I was amazed to learn that the fashion industry is one of the biggest polluters in the world. This is not just terrible for the environment, it is dire for the workers who are exposed to dangerous chemicals or poor working conditions in order to mass produce fashion. In the UK we throw away a terrible amount of textiles each year. While many feel that their conscience is clear as they’ve taken it to be recycled, be aware that many fabrics can’t be recycled, and much of our unwanted textiles end up in African countries sitting in large bales. We have simply transferred a problem.
My parents were wartime children, they remember clothes being made from blankets, clothes refashioned into something else, and the make do and mend. They have always encouraged shoes to be looked after, coats to be hung up carefully, and clothes to be chosen with care. They have both still got enviable wardrobes. There’s a fabulous article by Wayne Hemingway What Wartime Thrift can teach us about fashion. Just imagine if we all started to fix or refashion clothes before we just threw them away and buying again.
I am rubbish at sewing, but have started to try, my first project is fashioning my husband’s old shirt into a dress for my daughter. If successful, it has elongated the life of his work shirt until my daughter grows out of the dress, then it will either be rehomed or turned into a duster. So, the useful life of ONE work shirt can be longer than you’d imagine. I always think fashion is about making a statement, what better statement than wearing something unique?
Choosing to re-fashion your clothes or buy second hand clothes is a great environmentally friendly choice. By re-using clothes, we’re stopping them ending up in landfill and are not adding to the problem of textile waste. We are not buying into fast fashion.

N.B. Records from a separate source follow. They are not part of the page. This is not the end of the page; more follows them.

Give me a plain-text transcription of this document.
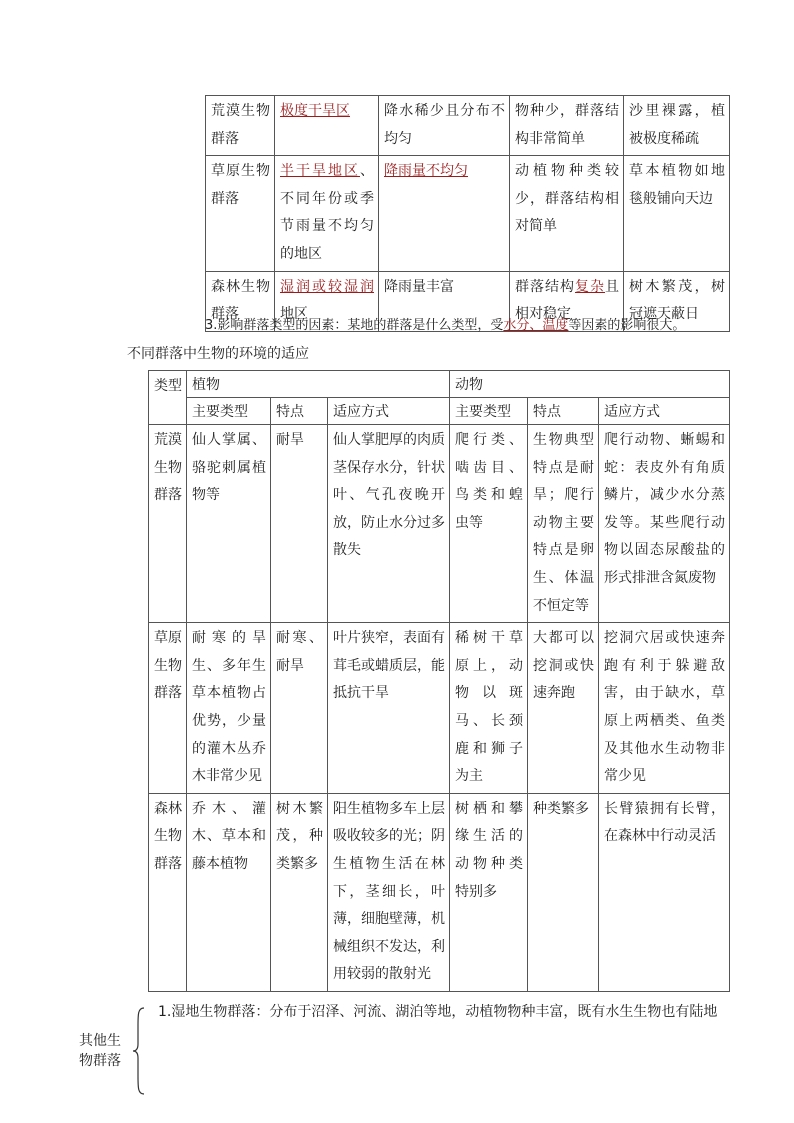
荒漠生物群落	极度干旱区	降水稀少且分布不均匀	物种少，群落结构非常简单	沙里裸露，植被极度稀疏
草原生物群落	半干旱地区、不同年份或季节雨量不均匀的地区	降雨量不均匀	动植物种类较少，群落结构相对简单	草本植物如地毯般铺向天边
森林生物群落	湿润或较湿润地区	降雨量丰富	群落结构复杂且相对稳定	树木繁茂，树冠遮天蔽日
3.影响群落类型的因素：某地的群落是什么类型，受水分、温度等因素的影响很大。
不同群落中生物的环境的适应
类型	植物			动物		
	主要类型	特点	适应方式	主要类型	特点	适应方式
荒漠生物群落	仙人掌属、骆驼刺属植物等	耐旱	仙人掌肥厚的肉质茎保存水分，针状叶、气孔夜晚开放，防止水分过多散失	爬行类、啮齿目、鸟类和蝗虫等	生物典型特点是耐旱；爬行动物主要特点是卵生、体温不恒定等	爬行动物、蜥蜴和蛇：表皮外有角质鳞片，减少水分蒸发等。某些爬行动物以固态尿酸盐的形式排泄含氮废物
草原生物群落	耐寒的旱生、多年生草本植物占优势，少量的灌木丛乔木非常少见	耐寒、耐旱	叶片狭窄，表面有茸毛或蜡质层，能抵抗干旱	稀树干草原上，动物以斑马、长颈鹿和狮子为主	大都可以挖洞或快速奔跑	挖洞穴居或快速奔跑有利于躲避敌害，由于缺水，草原上两栖类、鱼类及其他水生动物非常少见
森林生物群落	乔木、灌木、草本和藤本植物	树木繁茂，种类繁多	阳生植物多车上层吸收较多的光；阴生植物生活在林下，茎细长，叶薄，细胞壁薄，机械组织不发达，利用较弱的散射光	树栖和攀缘生活的动物种类特别多	种类繁多	长臂猿拥有长臂，在森林中行动灵活
其他生物群落
1.湿地生物群落：分布于沼泽、河流、湖泊等地，动植物物种丰富，既有水生生物也有陆地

I’ve seen some debate on whether buying second hand clothes is an ethical choice. It doesn’t alter the fact the clothes may have been produced in poor conditions using cheap labour. I’m still not sure of my thoughts on this, and I think it’ll make another post.

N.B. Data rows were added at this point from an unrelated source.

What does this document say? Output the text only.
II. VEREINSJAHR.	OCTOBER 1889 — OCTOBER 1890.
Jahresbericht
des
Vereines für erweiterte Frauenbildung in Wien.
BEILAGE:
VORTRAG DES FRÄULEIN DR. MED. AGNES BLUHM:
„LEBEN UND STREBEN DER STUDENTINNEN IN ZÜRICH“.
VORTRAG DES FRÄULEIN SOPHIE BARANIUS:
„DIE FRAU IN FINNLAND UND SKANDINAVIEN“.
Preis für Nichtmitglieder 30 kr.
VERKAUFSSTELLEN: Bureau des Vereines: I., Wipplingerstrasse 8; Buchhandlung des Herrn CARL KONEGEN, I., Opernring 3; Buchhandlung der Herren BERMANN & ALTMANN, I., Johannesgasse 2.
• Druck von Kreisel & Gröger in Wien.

Choosing Ethical Fashion..
I’m not suggesting we should not buy any new clothes, but I do think perhaps it is time we stop buying into frivolous trends. Buy better, select classic garments from companies with a positive ethical policy. Look beyond the high street. I have found so many ethical fashion brands online over the last few years. Consider the fabrics and methods used to make your clothes, and remember to choose shoes with care too. I was horrified to learn how more than 40 types of glue might be used to make a pair of shoes – that can’t be good for anyone. So, before you rush out to replenish your wardrobe, think about what you’re buying. As consumers, if we demand ethical fashion by refusing to buy anything which is not ethical, retailers will have to provide it.